Historians from China and Japan have given up cowriting a single history of Sino-Japanese relations in a joint study project sponsored by the two governments because of the apparent huge gaps in their views and time constraints, Japanese participants said Tuesday.
“We have never thought of (cowriting a single history) given the time frame. It’s impossible,” said University of Tokyo professor Shinichi Kitaoka, head of Japan’s team.
Instead, the scholars agreed each side will separately write its own versions of bilateral history texts and exchange written comments if they disagree on controversial points, Kitaoka told reporters.

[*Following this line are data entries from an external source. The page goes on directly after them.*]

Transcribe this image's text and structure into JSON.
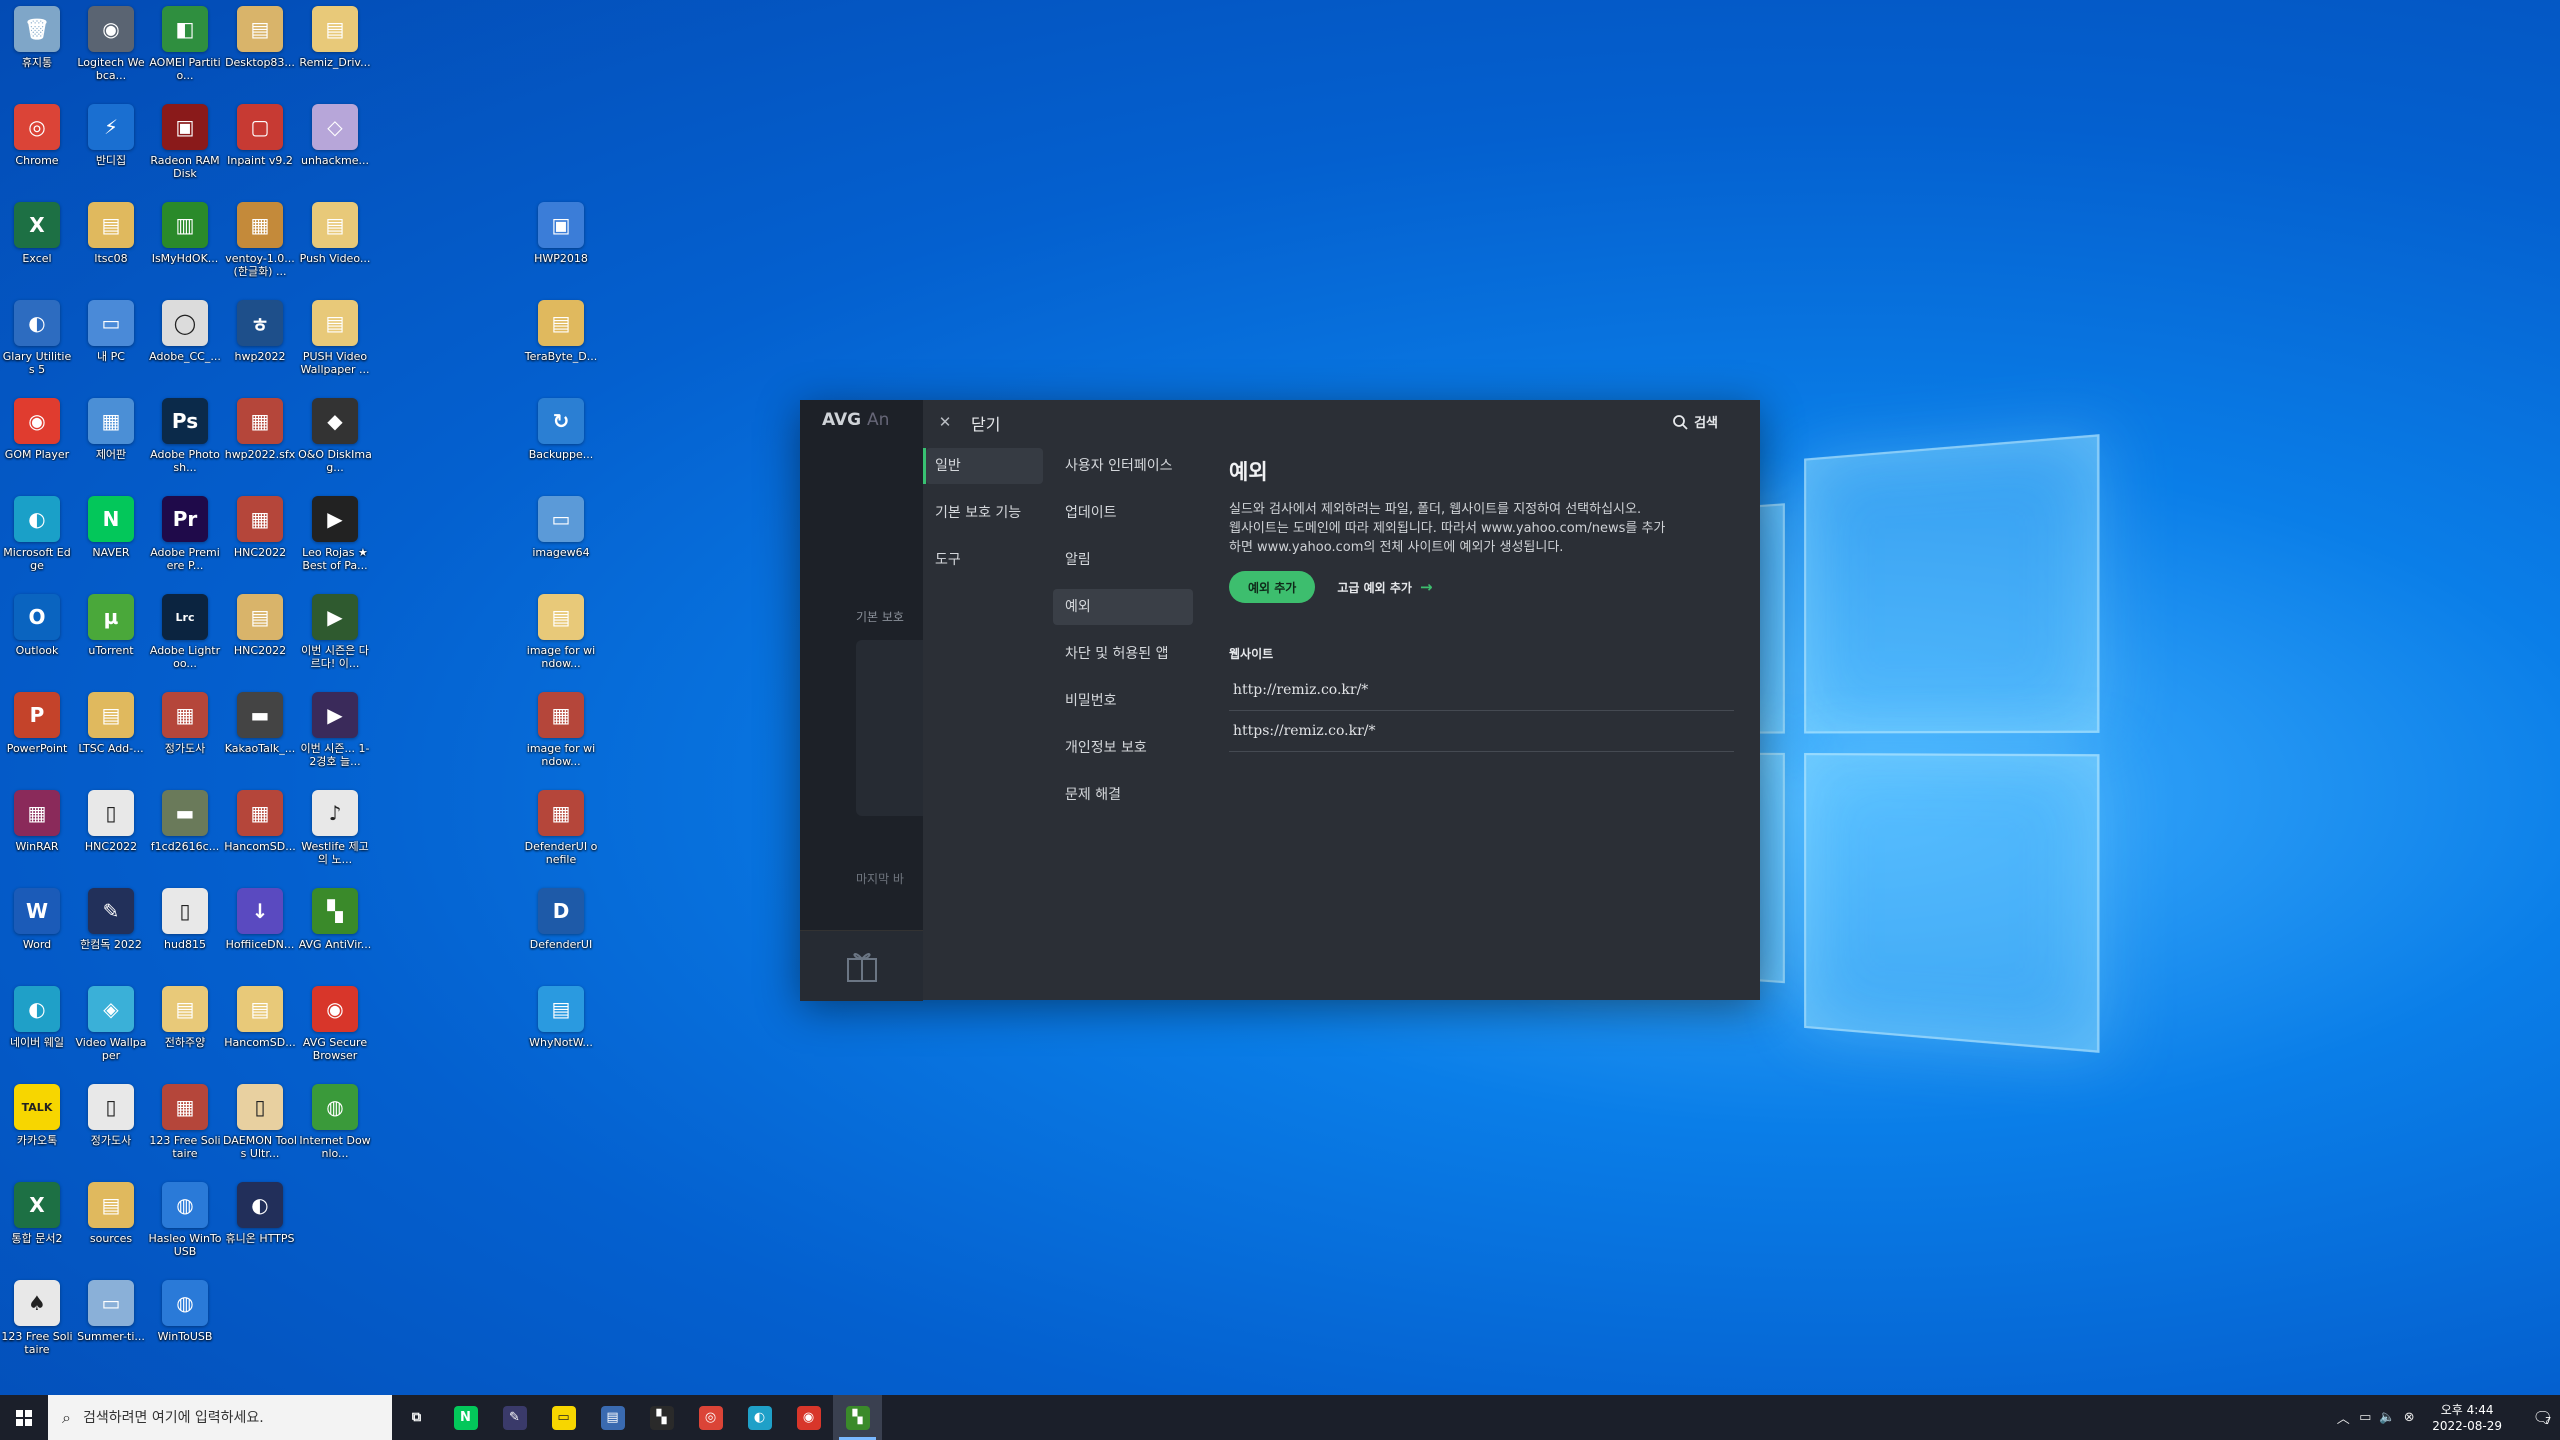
{
  "desktop": {
    "icons": [
      {
        "label": "휴지통",
        "glyph": "🗑",
        "color": "#7fa6c8"
      },
      {
        "label": "Logitech Webca...",
        "glyph": "◉",
        "color": "#5a6472"
      },
      {
        "label": "AOMEI Partitio...",
        "glyph": "◧",
        "color": "#2f8f3f"
      },
      {
        "label": "Desktop83...",
        "glyph": "▤",
        "color": "#d9b46a"
      },
      {
        "label": "Remiz_Driv...",
        "glyph": "▤",
        "color": "#e8c979"
      },
      {
        "label": "Chrome",
        "glyph": "◎",
        "color": "#db4437"
      },
      {
        "label": "반디집",
        "glyph": "⚡",
        "color": "#1a6fd1"
      },
      {
        "label": "Radeon RAMDisk",
        "glyph": "▣",
        "color": "#8a1a1a"
      },
      {
        "label": "Inpaint v9.2",
        "glyph": "▢",
        "color": "#c73a33"
      },
      {
        "label": "unhackme...",
        "glyph": "◇",
        "color": "#b7a6d9"
      },
      {
        "label": "Excel",
        "glyph": "X",
        "color": "#1d7044"
      },
      {
        "label": "ltsc08",
        "glyph": "▤",
        "color": "#e0b95e"
      },
      {
        "label": "IsMyHdOK...",
        "glyph": "▥",
        "color": "#2a8a2a"
      },
      {
        "label": "ventoy-1.0... (한글화) ...",
        "glyph": "▦",
        "color": "#c48a3a"
      },
      {
        "label": "Push Video...",
        "glyph": "▤",
        "color": "#e8c979"
      },
      {
        "label": "HWP2018",
        "glyph": "▣",
        "color": "#3b7dd8"
      },
      {
        "label": "Glary Utilities 5",
        "glyph": "◐",
        "color": "#2d6cc0"
      },
      {
        "label": "내 PC",
        "glyph": "▭",
        "color": "#4a8ad8"
      },
      {
        "label": "Adobe_CC_...",
        "glyph": "◯",
        "color": "#dcdcdc"
      },
      {
        "label": "hwp2022",
        "glyph": "ㅎ",
        "color": "#1e4f8a"
      },
      {
        "label": "PUSH Video Wallpaper ...",
        "glyph": "▤",
        "color": "#e8c979"
      },
      {
        "label": "TeraByte_D...",
        "glyph": "▤",
        "color": "#e0b95e"
      },
      {
        "label": "GOM Player",
        "glyph": "◉",
        "color": "#e03c2f"
      },
      {
        "label": "제어판",
        "glyph": "▦",
        "color": "#4b8fd6"
      },
      {
        "label": "Adobe Photosh...",
        "glyph": "Ps",
        "color": "#0b2a4a"
      },
      {
        "label": "hwp2022.sfx",
        "glyph": "▦",
        "color": "#b5463a"
      },
      {
        "label": "O&O DiskImag...",
        "glyph": "◆",
        "color": "#333333"
      },
      {
        "label": "Backuppe...",
        "glyph": "↻",
        "color": "#2b7fd3"
      },
      {
        "label": "Microsoft Edge",
        "glyph": "◐",
        "color": "#1aa0c8"
      },
      {
        "label": "NAVER",
        "glyph": "N",
        "color": "#03c75a"
      },
      {
        "label": "Adobe Premiere P...",
        "glyph": "Pr",
        "color": "#1f0a4a"
      },
      {
        "label": "HNC2022",
        "glyph": "▦",
        "color": "#b5463a"
      },
      {
        "label": "Leo Rojas ★ Best of Pa...",
        "glyph": "▶",
        "color": "#222222"
      },
      {
        "label": "imagew64",
        "glyph": "▭",
        "color": "#5b9ad8"
      },
      {
        "label": "Outlook",
        "glyph": "O",
        "color": "#0a64c0"
      },
      {
        "label": "uTorrent",
        "glyph": "µ",
        "color": "#4aa83a"
      },
      {
        "label": "Adobe Lightroo...",
        "glyph": "Lrc",
        "color": "#0b2440"
      },
      {
        "label": "HNC2022",
        "glyph": "▤",
        "color": "#d9b46a"
      },
      {
        "label": "이번 시즌은 다르다! 이...",
        "glyph": "▶",
        "color": "#2f5a2f"
      },
      {
        "label": "image for window...",
        "glyph": "▤",
        "color": "#e8c979"
      },
      {
        "label": "PowerPoint",
        "glyph": "P",
        "color": "#c4432a"
      },
      {
        "label": "LTSC Add-...",
        "glyph": "▤",
        "color": "#e0b95e"
      },
      {
        "label": "정가도사",
        "glyph": "▦",
        "color": "#b5463a"
      },
      {
        "label": "KakaoTalk_...",
        "glyph": "▬",
        "color": "#444444"
      },
      {
        "label": "이번 시즌... 1-2경호 늘...",
        "glyph": "▶",
        "color": "#3a2a5a"
      },
      {
        "label": "image for window...",
        "glyph": "▦",
        "color": "#b5463a"
      },
      {
        "label": "WinRAR",
        "glyph": "▦",
        "color": "#8a2a5a"
      },
      {
        "label": "HNC2022",
        "glyph": "▯",
        "color": "#e8e8e8"
      },
      {
        "label": "f1cd2616c...",
        "glyph": "▬",
        "color": "#6a7a5a"
      },
      {
        "label": "HancomSD...",
        "glyph": "▦",
        "color": "#b5463a"
      },
      {
        "label": "Westlife 제고의 노...",
        "glyph": "♪",
        "color": "#e8e8e8"
      },
      {
        "label": "DefenderUI onefile",
        "glyph": "▦",
        "color": "#b5463a"
      },
      {
        "label": "Word",
        "glyph": "W",
        "color": "#1b5bb8"
      },
      {
        "label": "한컴독 2022",
        "glyph": "✎",
        "color": "#22305a"
      },
      {
        "label": "hud815",
        "glyph": "▯",
        "color": "#e8e8e8"
      },
      {
        "label": "HoffiiceDN...",
        "glyph": "↓",
        "color": "#5a4ac0"
      },
      {
        "label": "AVG AntiVir...",
        "glyph": "▚",
        "color": "#3a8a2a"
      },
      {
        "label": "DefenderUI",
        "glyph": "D",
        "color": "#1e5aa8"
      },
      {
        "label": "네이버 웨일",
        "glyph": "◐",
        "color": "#1fa0c8"
      },
      {
        "label": "Video Wallpaper",
        "glyph": "◈",
        "color": "#3ab0d8"
      },
      {
        "label": "전하주양",
        "glyph": "▤",
        "color": "#e8c979"
      },
      {
        "label": "HancomSD...",
        "glyph": "▤",
        "color": "#e8c979"
      },
      {
        "label": "AVG Secure Browser",
        "glyph": "◉",
        "color": "#d8362a"
      },
      {
        "label": "WhyNotW...",
        "glyph": "▤",
        "color": "#2a9ae0"
      },
      {
        "label": "카카오톡",
        "glyph": "TALK",
        "color": "#f7d600"
      },
      {
        "label": "정가도사",
        "glyph": "▯",
        "color": "#e8e8e8"
      },
      {
        "label": "123 Free Solitaire",
        "glyph": "▦",
        "color": "#b5463a"
      },
      {
        "label": "DAEMON Tools Ultr...",
        "glyph": "▯",
        "color": "#e8d0a0"
      },
      {
        "label": "Internet Downlo...",
        "glyph": "◍",
        "color": "#3a9a3a"
      },
      {
        "label": "통합 문서2",
        "glyph": "X",
        "color": "#1d7044"
      },
      {
        "label": "sources",
        "glyph": "▤",
        "color": "#e0b95e"
      },
      {
        "label": "Hasleo WinToUSB",
        "glyph": "◍",
        "color": "#2a7ad8"
      },
      {
        "label": "휴니온 HTTPS",
        "glyph": "◐",
        "color": "#222f5a"
      },
      {
        "label": "123 Free Solitaire",
        "glyph": "♠",
        "color": "#e8e8e8"
      },
      {
        "label": "Summer-ti...",
        "glyph": "▭",
        "color": "#8ab0d8"
      },
      {
        "label": "WinToUSB",
        "glyph": "◍",
        "color": "#2a7ad8"
      }
    ]
  },
  "avg": {
    "brand": "AVG",
    "brand_suffix": "An",
    "bg_section_label": "기본 보호",
    "bg_last_label": "마지막 바",
    "close_label": "닫기",
    "search_label": "검색",
    "nav_primary": [
      "일반",
      "기본 보호 기능",
      "도구"
    ],
    "nav_secondary": [
      "사용자 인터페이스",
      "업데이트",
      "알림",
      "예외",
      "차단 및 허용된 앱",
      "비밀번호",
      "개인정보 보호",
      "문제 해결"
    ],
    "content": {
      "title": "예외",
      "desc_line1": "실드와 검사에서 제외하려는 파일, 폴더, 웹사이트를 지정하여 선택하십시오.",
      "desc_line2": "웹사이트는 도메인에 따라 제외됩니다. 따라서 www.yahoo.com/news를 추가",
      "desc_line3": "하면 www.yahoo.com의 전체 사이트에 예외가 생성됩니다.",
      "add_button": "예외 추가",
      "advanced_link": "고급 예외 추가",
      "section_title": "웹사이트",
      "urls": [
        "http://remiz.co.kr/*",
        "https://remiz.co.kr/*"
      ]
    }
  },
  "taskbar": {
    "search_placeholder": "검색하려면 여기에 입력하세요.",
    "apps": [
      {
        "name": "task-view",
        "glyph": "⧉",
        "color": "transparent"
      },
      {
        "name": "naver",
        "glyph": "N",
        "color": "#03c75a"
      },
      {
        "name": "hancom-pen",
        "glyph": "✎",
        "color": "#3a3a6a"
      },
      {
        "name": "kakaotalk",
        "glyph": "▭",
        "color": "#f7d600"
      },
      {
        "name": "explorer",
        "glyph": "▤",
        "color": "#3a6ab0"
      },
      {
        "name": "media",
        "glyph": "▚",
        "color": "#2a2a2a"
      },
      {
        "name": "chrome",
        "glyph": "◎",
        "color": "#db4437"
      },
      {
        "name": "whale",
        "glyph": "◐",
        "color": "#1fa0c8"
      },
      {
        "name": "avg-browser",
        "glyph": "◉",
        "color": "#d8362a"
      },
      {
        "name": "avg-antivirus",
        "glyph": "▚",
        "color": "#3a8a2a"
      }
    ],
    "time": "오후 4:44",
    "date": "2022-08-29",
    "notification_count": "7"
  }
}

The project kicked off in December as part of government efforts to narrow perception gaps in history between Japan and China. The scholars — 10 from China and 10 from Japan — will try to finish their joint study by June 2008 and later compile and publish a series of essays on bilateral relations, Kitaoka said.
The historians also agreed on a list of major historical events that must be discussed in each chapter, including the 1937 Nanjing Massacre and a 21-point demand Japan made on China in 1915.
The “comfort women” issue was not included in the agreed list. But each writer can discuss the topic in their essay if they want to do so, Kitaoka added.
“Comfort women” is Japan’s euphemism for women forced into sexual servitude at Japanese military brothels during the 1930s and 40s. Some Japanese lawmakers claim they were not “sex slaves” as publicly testified by many of the victims, drawing criticism from China, South Korea and elsewhere that claim such denials are an attempt to whitewash Japan’s wartime misdeeds.